According to the World Bank’s debt sustainability analysis, between 2011 and 2019, public debt in 65 developing countries shot up by 18% of GDP on average. These countries have high primary deficits, and the consensus view is that a serious global debt crisis is unfolding. Unlike last decade, countries cannot simply take new debt to replace old debt, and could force them with imminent defaults. And as we have seen during the 1990s Asian financial crises, and the more recent 2010 Eurozone debt crises, debt defaults are often contagious.
Worryingly, the anticipated defaults are not confined to low-income countries. With EM debt about to touch a record $100 trillion, fears about middle-income countries struggling with dues is mounting. Total EM debt is at a record high of 207% of GDP, while government debt at 64% of GDP, too is at its highest level in three decades. And here in lies the problem. The lethal combination of rising interest rates and strengthening dollar could once again trigger a sovereign debt distress.
Typically, countries borrow in US dollars or euros, and hold forex reserves to meet import payments, and sustain currency value. Unfortunately, these reserves are falling short especially with energy prices soaring. Foreign currencies, particularly the greenback, have become expensive with the US Federal Reserve and the European Central Bank raising rates.

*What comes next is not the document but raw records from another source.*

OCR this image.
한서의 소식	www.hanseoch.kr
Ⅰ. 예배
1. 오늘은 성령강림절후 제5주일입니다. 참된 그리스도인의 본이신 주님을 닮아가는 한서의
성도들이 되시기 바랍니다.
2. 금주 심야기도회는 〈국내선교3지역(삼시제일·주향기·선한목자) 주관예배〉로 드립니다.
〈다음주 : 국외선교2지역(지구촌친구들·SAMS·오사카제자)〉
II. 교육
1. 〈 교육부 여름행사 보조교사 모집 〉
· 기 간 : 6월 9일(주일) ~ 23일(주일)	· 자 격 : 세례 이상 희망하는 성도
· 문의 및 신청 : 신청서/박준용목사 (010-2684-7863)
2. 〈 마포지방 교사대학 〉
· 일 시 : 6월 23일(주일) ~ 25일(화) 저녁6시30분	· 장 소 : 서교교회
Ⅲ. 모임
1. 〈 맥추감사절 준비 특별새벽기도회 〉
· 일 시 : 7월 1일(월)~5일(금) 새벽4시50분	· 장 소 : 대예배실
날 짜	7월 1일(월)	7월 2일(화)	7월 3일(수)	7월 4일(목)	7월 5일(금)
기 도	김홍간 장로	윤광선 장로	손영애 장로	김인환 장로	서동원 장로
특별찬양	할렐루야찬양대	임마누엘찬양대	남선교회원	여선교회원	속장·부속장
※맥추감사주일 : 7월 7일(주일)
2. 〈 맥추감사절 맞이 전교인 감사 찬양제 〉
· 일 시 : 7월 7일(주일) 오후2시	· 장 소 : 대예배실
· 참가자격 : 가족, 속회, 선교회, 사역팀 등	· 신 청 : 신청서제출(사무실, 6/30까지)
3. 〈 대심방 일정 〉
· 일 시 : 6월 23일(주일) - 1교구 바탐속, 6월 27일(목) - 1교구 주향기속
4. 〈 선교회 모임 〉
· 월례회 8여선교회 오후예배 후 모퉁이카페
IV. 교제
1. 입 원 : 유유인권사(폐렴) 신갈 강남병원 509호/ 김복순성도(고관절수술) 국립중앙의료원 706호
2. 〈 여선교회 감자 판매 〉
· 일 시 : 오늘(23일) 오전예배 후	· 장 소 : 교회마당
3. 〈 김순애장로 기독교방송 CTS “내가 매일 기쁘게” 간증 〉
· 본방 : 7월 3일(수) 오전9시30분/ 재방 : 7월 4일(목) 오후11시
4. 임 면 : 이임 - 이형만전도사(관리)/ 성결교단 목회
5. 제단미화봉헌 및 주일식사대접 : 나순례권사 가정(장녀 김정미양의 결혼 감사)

Since 90% of the emerging market debt is dollar denominated, a stronger US currency makes repayments punitively expensive. This is precisely what has happened in Sri Lanka, whose first sovereign debt default since independence in 1948 of $35 billion launched the nation into an economic tailspin. If there were three main peaks in debt defaults prior to World War I -- 1830s, 1880s and 1930s -- the past 50 years alone saw four more debt waves since 1970. Of these, the first three episodes ended with financial crises in emerging and developing economies.
The last one that began in 2010, has alreadywitnessed the largest, fastest and most broad-based increase in debt among economies. In 2012, Greece, which became the first advanced nation since the 1960s to undergo a deep debt restructuring, isn’t fully out of the woods.